In analysis that was today referenced by Ross Garnaut at the Melbourne Economic Forum, BZE warns that the Abbott government is relying on economic projections that don’t take account of international action on climate change.
“There will be a significant shortfall – $100 billion annually by 2030 – when projected exports of fossil fuels are rejected by an international economy already moving towards clean energy” said Gerard Drew, Lead Researcher, Beyond Zero Emissions.
And the UNEP report details why. According to UNEP, to keep the world within the 2°C limit, global carbon neutrality will need to be achieved sometime between 2055 and 2070. Global emissions will then need to shrink to net zero some time between 2080 and 2100.
Of course, bringing global emissions down to below the pledge range in 2020 will allow the world to postpone the timing of carbon neutrality and net zero total emissions.
But thanks to the kind of policy near-sightedness evident in Direct Action, the current pathway of global emissions is consistent with scenarios that assume only modest emission reductions up to 2020 and then stringent mitigation thereafter.
“By postponing rigorous action until 2020, this pathway will save on costs of mitigation in the near term. But it will bring much higher costs and risks later on,” says the report.
In the medium-term future, these would include: the need for much higher rates of global emission reductions; greater lock-in of carbon-intensive infrastructure; greater dependence on all available mitigation technologies; greater costs of mitigation in the medium-and long-term, and greater risk of economic disruption.

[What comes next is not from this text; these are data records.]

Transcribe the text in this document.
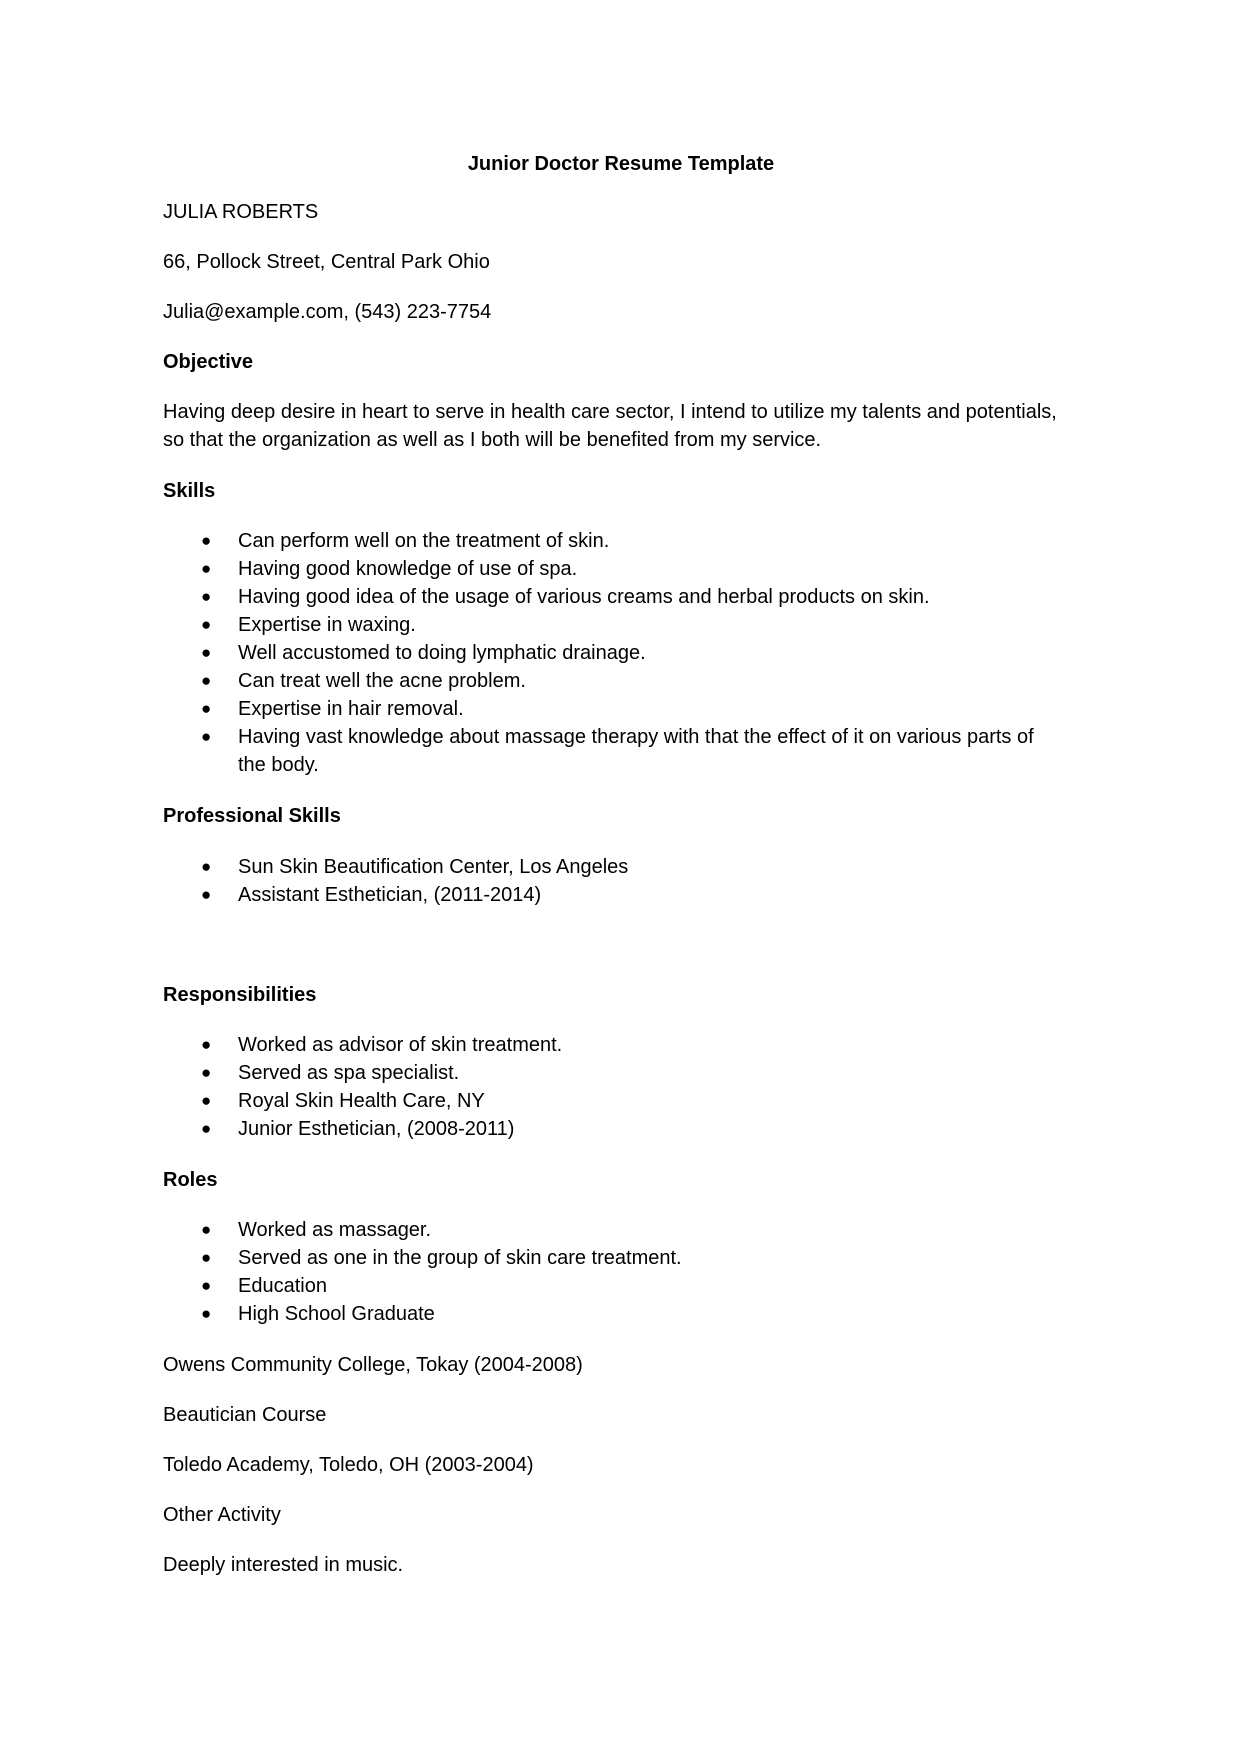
Junior Doctor Resume Template
JULIA ROBERTS
66, Pollock Street, Central Park Ohio
Julia@example.com, (543) 223-7754
Objective
Having deep desire in heart to serve in health care sector, I intend to utilize my talents and potentials, so that the organization as well as I both will be benefited from my service.
Skills
● Can perform well on the treatment of skin.
● Having good knowledge of use of spa.
● Having good idea of the usage of various creams and herbal products on skin.
● Expertise in waxing.
● Well accustomed to doing lymphatic drainage.
● Can treat well the acne problem.
● Expertise in hair removal.
● Having vast knowledge about massage therapy with that the effect of it on various parts of the body.
Professional Skills
● Sun Skin Beautification Center, Los Angeles
● Assistant Esthetician, (2011-2014)
Responsibilities
● Worked as advisor of skin treatment.
● Served as spa specialist.
● Royal Skin Health Care, NY
● Junior Esthetician, (2008-2011)
Roles
● Worked as massager.
● Served as one in the group of skin care treatment.
● Education
● High School Graduate
Owens Community College, Tokay (2004-2008)
Beautician Course
Toledo Academy, Toledo, OH (2003-2004)
Other Activity
Deeply interested in music.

There would also be a greater reliance on negative emissions and greater risks of failing to meet the 2 °C target, which would lead to substantially higher adaptation challenges and costs.
What governments like Abbott’s seem unable to grasp, is that putting greater effort into reducing emissions over the next few years would reduce all of these risks and would bring many co-benefits – not least of all, climate mitigation.